Философия-как-искусство. В этом «опусе» читатель уже встречал и еще не раз встретит мое настойчивое указание, что философия не наука и не наукоучение: философия — искусство, но искусство особое. Не есть ли она искусство познания? Скорее она — искусство как знание. Что определяет познание как науку? Прежде всего, границы, предмет и метод. Знание только тогда обращается в науку, когда оно устанавливает свои границы, определяет свой предмет и вырабатывает свой метод.

Философия не устанавливает для себя границ: она — безгранична.

Философия не определяет свой предмет: она создает его, как создает его всякое искусство. Ее предмет: смысл и суть всего — идеи истины.

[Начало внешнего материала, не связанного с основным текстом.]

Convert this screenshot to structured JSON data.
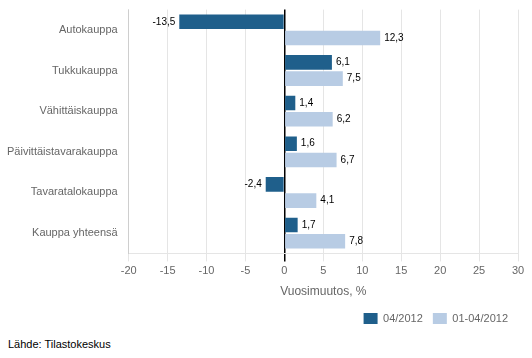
{
  "chart_data": {
    "type": "bar",
    "orientation": "horizontal",
    "categories": [
      "Autokauppa",
      "Tukkukauppa",
      "Vähittäiskauppa",
      "Päivittäistavarakauppa",
      "Tavaratalokauppa",
      "Kauppa yhteensä"
    ],
    "series": [
      {
        "name": "04/2012",
        "color": "#1F5F8B",
        "values": [
          -13.5,
          6.1,
          1.4,
          1.6,
          -2.4,
          1.7
        ],
        "value_labels": [
          "-13,5",
          "6,1",
          "1,4",
          "1,6",
          "-2,4",
          "1,7"
        ]
      },
      {
        "name": "01-04/2012",
        "color": "#B8CCE4",
        "values": [
          12.3,
          7.5,
          6.2,
          6.7,
          4.1,
          7.8
        ],
        "value_labels": [
          "12,3",
          "7,5",
          "6,2",
          "6,7",
          "4,1",
          "7,8"
        ]
      }
    ],
    "xlabel": "Vuosimuutos, %",
    "xlim": [
      -20,
      30
    ],
    "xticks": [
      -20,
      -15,
      -10,
      -5,
      0,
      5,
      10,
      15,
      20,
      25,
      30
    ],
    "grid": true,
    "legend": "lower right",
    "data_labels": true,
    "annotations": [
      "Lähde: Tilastokeskus"
    ]
  }
}
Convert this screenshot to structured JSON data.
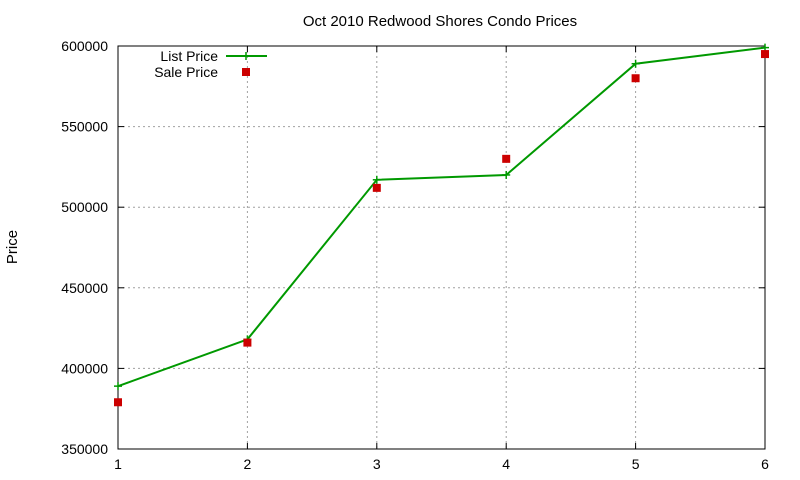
{
  "chart_data": {
    "type": "line",
    "title": "Oct 2010 Redwood Shores Condo Prices",
    "xlabel": "",
    "ylabel": "Price",
    "x": [
      1,
      2,
      3,
      4,
      5,
      6
    ],
    "xlim": [
      1,
      6
    ],
    "ylim": [
      350000,
      600000
    ],
    "xticks": [
      "1",
      "2",
      "3",
      "4",
      "5",
      "6"
    ],
    "yticks": [
      "350000",
      "400000",
      "450000",
      "500000",
      "550000",
      "600000"
    ],
    "grid": true,
    "legend_position": "top-left",
    "series": [
      {
        "name": "List Price",
        "style": "line-with-plus-markers",
        "color": "#009900",
        "values": [
          389000,
          418000,
          517000,
          520000,
          589000,
          599000
        ]
      },
      {
        "name": "Sale Price",
        "style": "square-markers",
        "color": "#cc0000",
        "values": [
          379000,
          416000,
          512000,
          530000,
          580000,
          595000
        ]
      }
    ]
  }
}
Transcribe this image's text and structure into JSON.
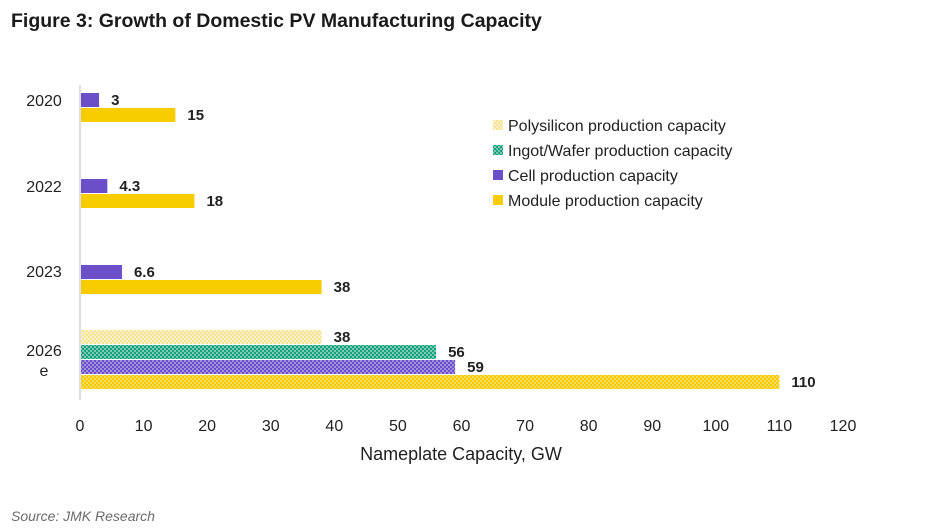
{
  "title": "Figure 3: Growth of Domestic PV Manufacturing Capacity",
  "source": "Source: JMK Research",
  "colors": {
    "polysilicon": "#f7e79a",
    "ingot": "#1aa383",
    "cell": "#6a4fc9",
    "module": "#f7cd00"
  },
  "chart_data": {
    "type": "bar",
    "orientation": "horizontal",
    "title": "Figure 3: Growth of Domestic PV Manufacturing Capacity",
    "xlabel": "Nameplate Capacity, GW",
    "ylabel": "",
    "xlim": [
      0,
      120
    ],
    "xticks": [
      0,
      10,
      20,
      30,
      40,
      50,
      60,
      70,
      80,
      90,
      100,
      110,
      120
    ],
    "grid": false,
    "legend_position": "right",
    "categories": [
      "2020",
      "2022",
      "2023",
      "2026e"
    ],
    "category_lines": [
      [
        "2020"
      ],
      [
        "2022"
      ],
      [
        "2023"
      ],
      [
        "2026",
        "e"
      ]
    ],
    "series": [
      {
        "name": "Polysilicon production capacity",
        "key": "polysilicon",
        "values": [
          null,
          null,
          null,
          38
        ],
        "labels": [
          "",
          "",
          "",
          "38"
        ],
        "pattern": "dots-light"
      },
      {
        "name": "Ingot/Wafer production capacity",
        "key": "ingot",
        "values": [
          null,
          null,
          null,
          56
        ],
        "labels": [
          "",
          "",
          "",
          "56"
        ],
        "pattern": "dots"
      },
      {
        "name": "Cell production capacity",
        "key": "cell",
        "values": [
          3,
          4.3,
          6.6,
          59
        ],
        "labels": [
          "3",
          "4.3",
          "6.6",
          "59"
        ],
        "pattern": "solid-2026-dots"
      },
      {
        "name": "Module production capacity",
        "key": "module",
        "values": [
          15,
          18,
          38,
          110
        ],
        "labels": [
          "15",
          "18",
          "38",
          "110"
        ],
        "pattern": "solid-2026-dots"
      }
    ]
  }
}
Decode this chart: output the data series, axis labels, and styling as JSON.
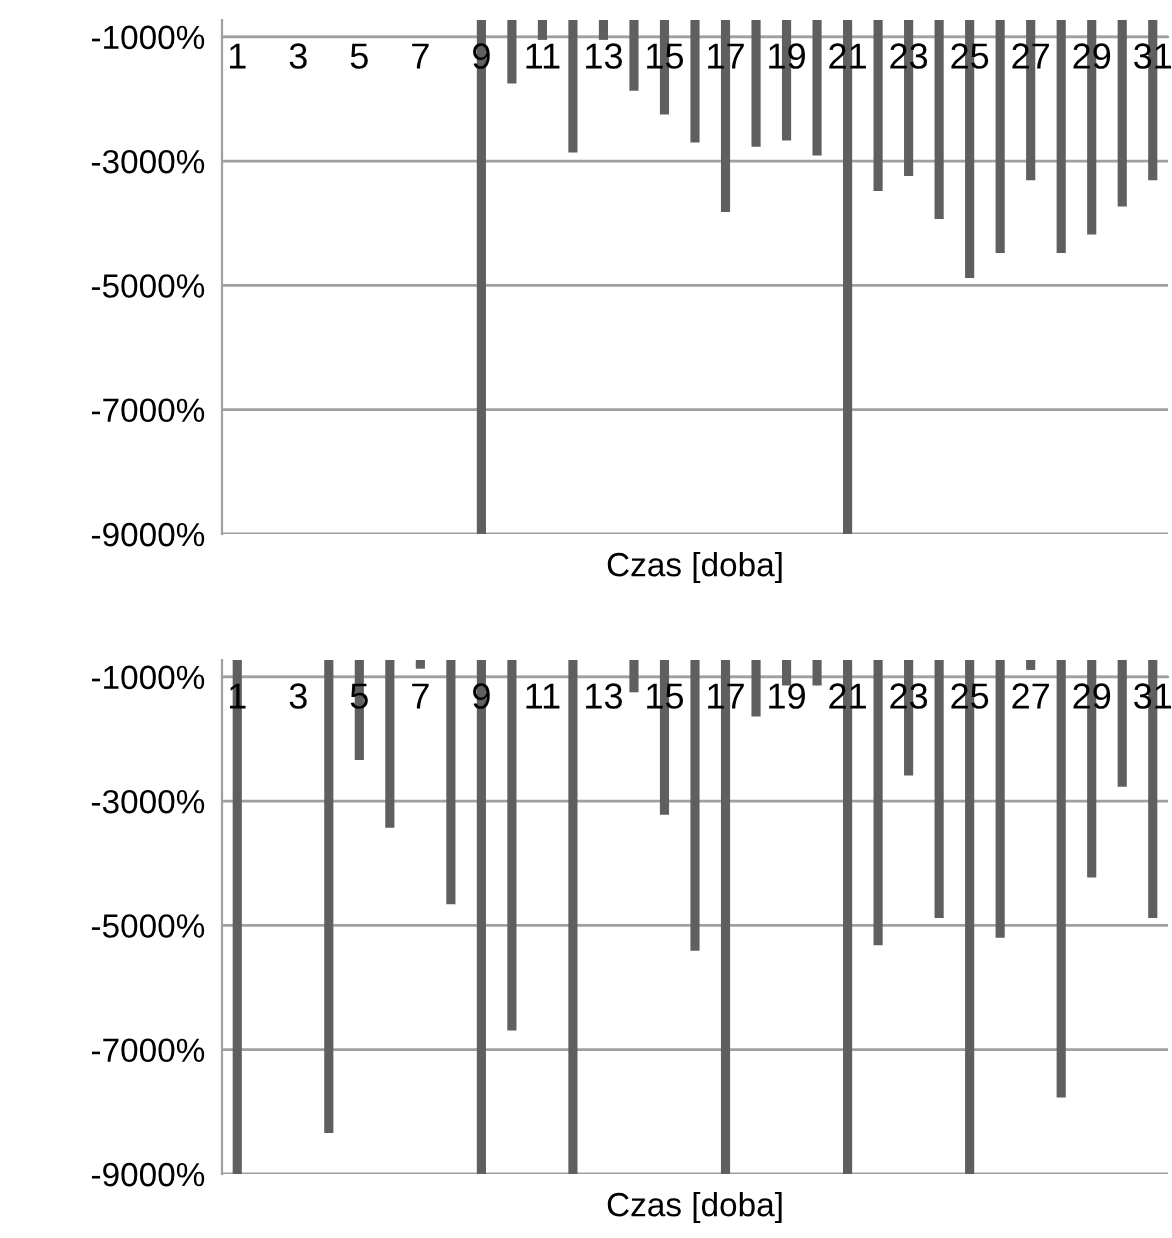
{
  "chart_data": [
    {
      "type": "bar",
      "xlabel": "Czas [doba]",
      "categories": [
        "1",
        null,
        "3",
        null,
        "5",
        null,
        "7",
        null,
        "9",
        null,
        "11",
        null,
        "13",
        null,
        "15",
        null,
        "17",
        null,
        "19",
        null,
        "21",
        null,
        "23",
        null,
        "25",
        null,
        "27",
        null,
        "29",
        null,
        "31"
      ],
      "series": [
        {
          "color": "#5f5f5f",
          "values": [
            null,
            null,
            null,
            null,
            null,
            null,
            null,
            null,
            -9000,
            -1750,
            -1050,
            -2860,
            -1050,
            -1870,
            -2250,
            -2700,
            -3820,
            -2770,
            -2670,
            -2910,
            -9000,
            -3480,
            -3240,
            -3930,
            -4880,
            -4480,
            -3310,
            -4480,
            -4180,
            -3730,
            -3310
          ]
        }
      ],
      "ylim": [
        -9000,
        -730
      ],
      "yticks": [
        {
          "value": -1000,
          "label": "-1000%"
        },
        {
          "value": -3000,
          "label": "-3000%"
        },
        {
          "value": -5000,
          "label": "-5000%"
        },
        {
          "value": -7000,
          "label": "-7000%"
        },
        {
          "value": -9000,
          "label": "-9000%"
        }
      ],
      "grid": "y"
    },
    {
      "type": "bar",
      "xlabel": "Czas [doba]",
      "categories": [
        "1",
        null,
        "3",
        null,
        "5",
        null,
        "7",
        null,
        "9",
        null,
        "11",
        null,
        "13",
        null,
        "15",
        null,
        "17",
        null,
        "19",
        null,
        "21",
        null,
        "23",
        null,
        "25",
        null,
        "27",
        null,
        "29",
        null,
        "31"
      ],
      "series": [
        {
          "color": "#5f5f5f",
          "values": [
            -9000,
            null,
            null,
            -8340,
            -2340,
            -3430,
            -870,
            -4660,
            -9000,
            -6690,
            null,
            -9000,
            null,
            -1250,
            -3220,
            -5410,
            -9000,
            -1640,
            -1140,
            -1140,
            -9000,
            -5320,
            -2590,
            -4880,
            -9000,
            -5200,
            -890,
            -7770,
            -4230,
            -2770,
            -4880
          ]
        }
      ],
      "ylim": [
        -9000,
        -730
      ],
      "yticks": [
        {
          "value": -1000,
          "label": "-1000%"
        },
        {
          "value": -3000,
          "label": "-3000%"
        },
        {
          "value": -5000,
          "label": "-5000%"
        },
        {
          "value": -7000,
          "label": "-7000%"
        },
        {
          "value": -9000,
          "label": "-9000%"
        }
      ],
      "grid": "y"
    }
  ]
}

Метод философии также неопределим. Для нее хороши все методы в своем взаимодействии и не один. Ее метод — метод работы воображения: «интуиция», вооруженная диалектической, спонтанно развивающейся логикой.

Воображение одновременно создает и познает: оно создает идеи и познает их как смыслообразы. Перед нами смыслообраз как познанная, конкретно осмысленная идея. Образ не есть обязательно художественный образ, внешний образ. Образ есть прежде всего внутренний образ, внутренняя форма, в которой заключен смысл, которая выражает смысл. Внутренняя форма не имеет ни длины, ни ширины, ни высоты: она имеет только глубину («die Tiefe»), и эта глубина беспредельна — она απειρο (апейрон)[73].

Здесь нельзя миновать изречения Гераклита: «Какими бы путями ты ни шел, ты не достиг бы предела души: так глубока ее основа».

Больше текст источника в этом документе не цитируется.